When you are reading a document, behind every link there is the network-wide address of the document to which it refers. The design of these addresses (URLs) is as fundamental to W3 as hypertext itself. The addresses allow any object anywhere on the Internet to be described, even though these objects are accessed using a variety of different protocols. This flexibility allows the web to envelop all the existing data in FTP archives, news articles, and WAIS and Gopher servers.

(URLs are) basically physical addresses of objects which are retrievable using protocols already deployed on the net. The generic syntax provides a framework for new schemes for names to be resolved using as yet undefined protocols. …

A complete URL consists of a naming scheme specifier followed by a string whose format is a function of the naming scheme. For locators of information on the internet, a common syntax is used for the IP address part.

Far beyond, yet made possible by those original central standards, the open-ended Web design has facilitated the development of high-level formats for specific data:

In certain fields, special data formats have been designed for handling for example DNA codes, the spectra of stars, classical Greek, or the design of bridges. Those working in the field have software allowing them not only to view this data, but to manipulate it, analyse it, and modify it. When the server and the client both understand such a high-level format, then they can take advantage of it, and the data is transferred in that way. At the same time, other people (for example high school students) without the special software can still view the data, if the server can convert it into an inferior but still useful form. We keep the W3 goal of “universal readership” without compromising total functionality at the high level.

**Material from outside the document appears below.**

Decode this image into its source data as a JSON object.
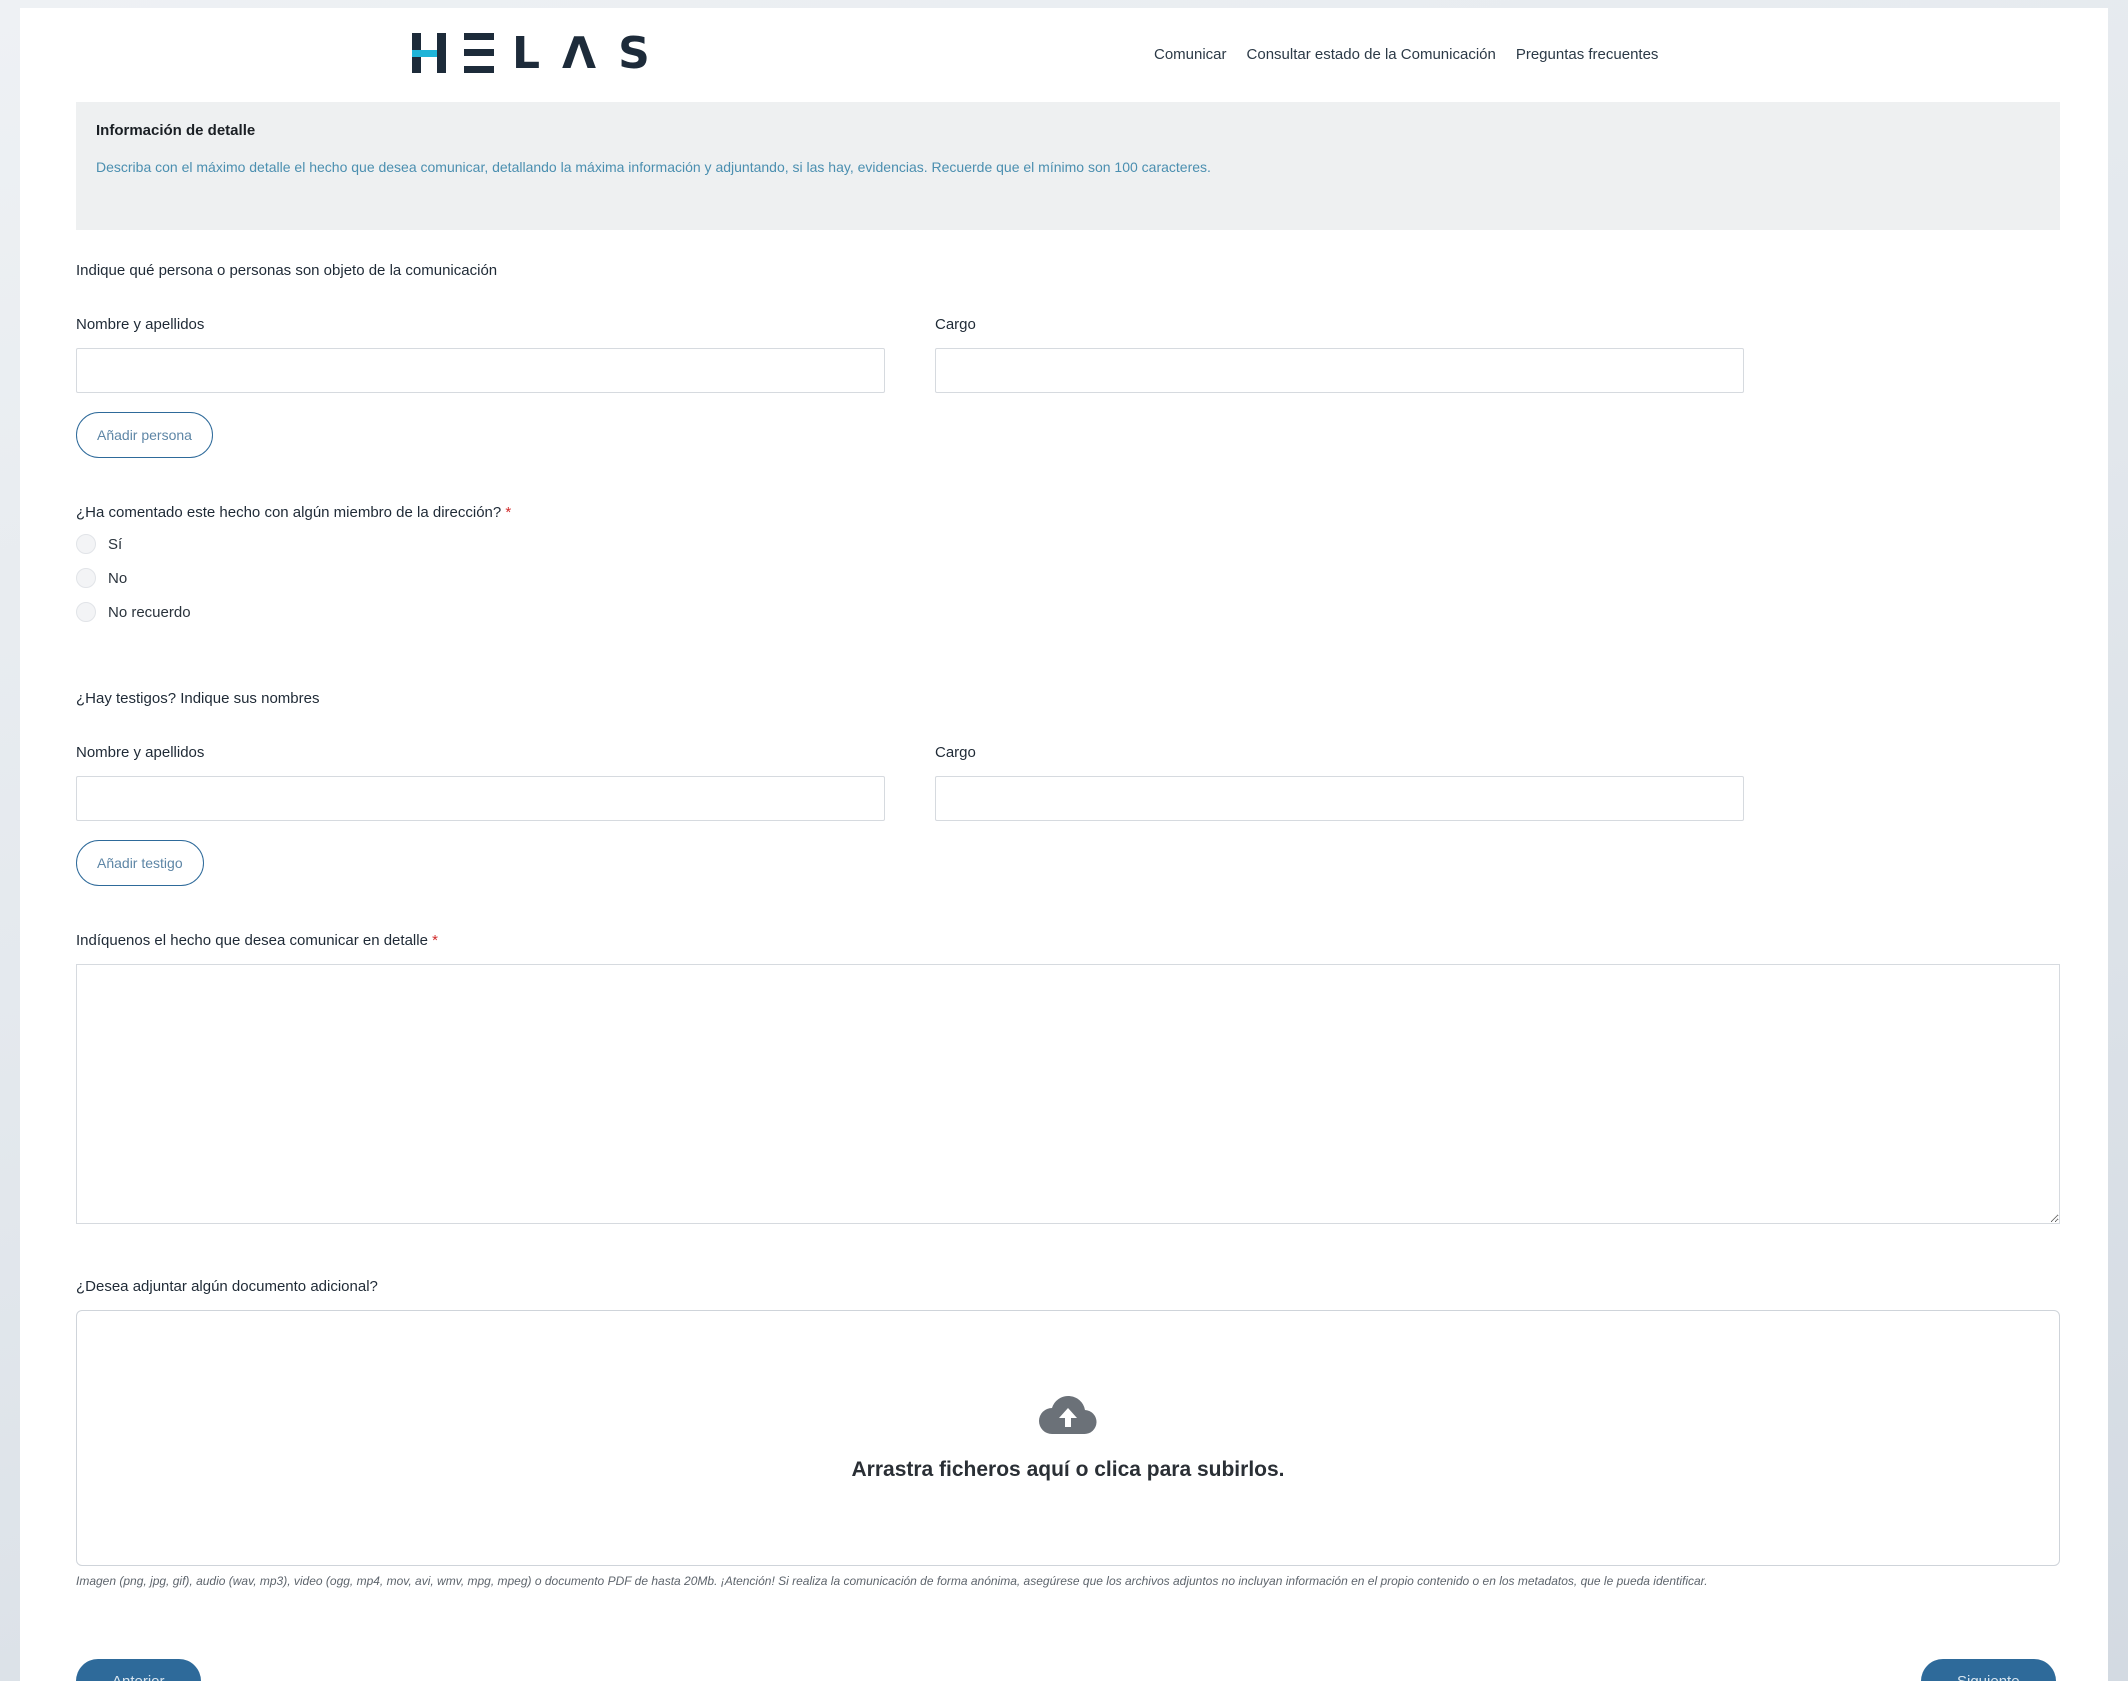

However Berners-Lee’s goals, designs and implementations were not sufficient to establish the success of the Web. That also took some similar, but even less planned and justified development work by a somewhat less credentialed team located at another major research facility in the heart of another continent. That work at the National Centre for Supercomputing Applications (NCSA) was led by a then 21 year old computer science undergraduate student, and made the Web easy to access by a broader community at universities and similarly equipped institutions around the world.